Legal actions often proceed slowly. This is generally not due to judges having a poor work ethic. Courts and other legal proceedings are often slow for exactly the opposite reason; because the judges and their staff are so busy. Court dockets are often booked months in advance, meaning when new cases arise, they are sent to the back of the line, and that line may be rather long.
The Merit Systems Protection Board (MSPB), which oversees the federal civil service’s disciplinary system, has been rather busy of late. Last year’s sequestration and the unpaid furloughs that many federal workers endured, generated 30,000 appeals to the MSPB, which almost four times the agencies typical years’ workload.
A case involving a federal worker challenging an adverse job action or termination would usually proceed to an administrative law judge (ALJ), then to the three member board, and finally, to federal court, if necessary.
The new law affecting the Veterans Affairs department and more particularly, the Senior Executive Service (SES) eliminates the oversight of the board and the federal courts, while compressing the time for the remaining steps.
SES employees only have seven days to appeal a termination, and an administrative law judge has to issue their decision within 21 days. In a complex case, these deadlines would essentially deprive a SES employee of any right of appeal of their firing.
It will further disrupt the scheduling of all cases, since any SES cases would need to receive immediate attention from the assigned ALJ, sending their docket into confusion.

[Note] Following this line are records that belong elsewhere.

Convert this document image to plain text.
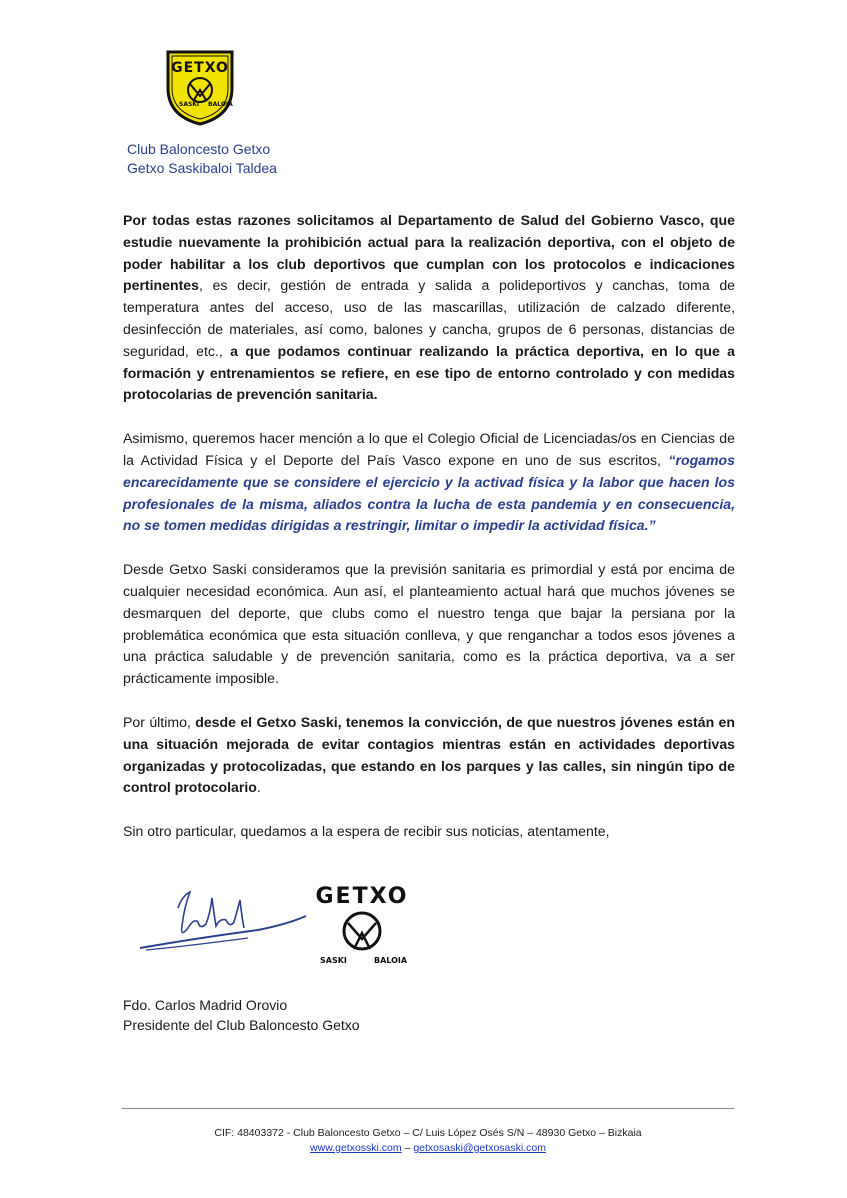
GETXO
SASKI BALOIA
Club Baloncesto Getxo
Getxo Saskibaloi Taldea

Por todas estas razones solicitamos al Departamento de Salud del Gobierno Vasco, que estudie nuevamente la prohibición actual para la realización deportiva, con el objeto de poder habilitar a los club deportivos que cumplan con los protocolos e indicaciones pertinentes, es decir, gestión de entrada y salida a polideportivos y canchas, toma de temperatura antes del acceso, uso de las mascarillas, utilización de calzado diferente, desinfección de materiales, así como, balones y cancha, grupos de 6 personas, distancias de seguridad, etc., a que podamos continuar realizando la práctica deportiva, en lo que a formación y entrenamientos se refiere, en ese tipo de entorno controlado y con medidas protocolarias de prevención sanitaria.

Asimismo, queremos hacer mención a lo que el Colegio Oficial de Licenciadas/os en Ciencias de la Actividad Física y el Deporte del País Vasco expone en uno de sus escritos, “rogamos encarecidamente que se considere el ejercicio y la activad física y la labor que hacen los profesionales de la misma, aliados contra la lucha de esta pandemia y en consecuencia, no se tomen medidas dirigidas a restringir, limitar o impedir la actividad física.”

Desde Getxo Saski consideramos que la previsión sanitaria es primordial y está por encima de cualquier necesidad económica. Aun así, el planteamiento actual hará que muchos jóvenes se desmarquen del deporte, que clubs como el nuestro tenga que bajar la persiana por la problemática económica que esta situación conlleva, y que renganchar a todos esos jóvenes a una práctica saludable y de prevención sanitaria, como es la práctica deportiva, va a ser prácticamente imposible.

Por último, desde el Getxo Saski, tenemos la convicción, de que nuestros jóvenes están en una situación mejorada de evitar contagios mientras están en actividades deportivas organizadas y protocolizadas, que estando en los parques y las calles, sin ningún tipo de control protocolario.

Sin otro particular, quedamos a la espera de recibir sus noticias, atentamente,

GETXO
SASKI	BALOIA
Fdo. Carlos Madrid Orovio
Presidente del Club Baloncesto Getxo
CIF: 48403372 - Club Baloncesto Getxo – C/ Luis López Osés S/N – 48930 Getxo – Bizkaia
www.getxosski.com – getxosaski@getxosaski.com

The federal civil service law was created to end the abuses of the “spoils” system, where federal jobs were given as political favors. With this new VA law, a VA secretary could remove all of the SES employees and again pack the department political cronies.
A larger concern is that this attack on the civil service system is but the beginning of a political attempt to dismantle the merit system, and deprive federal employees of their due process rights and job protection.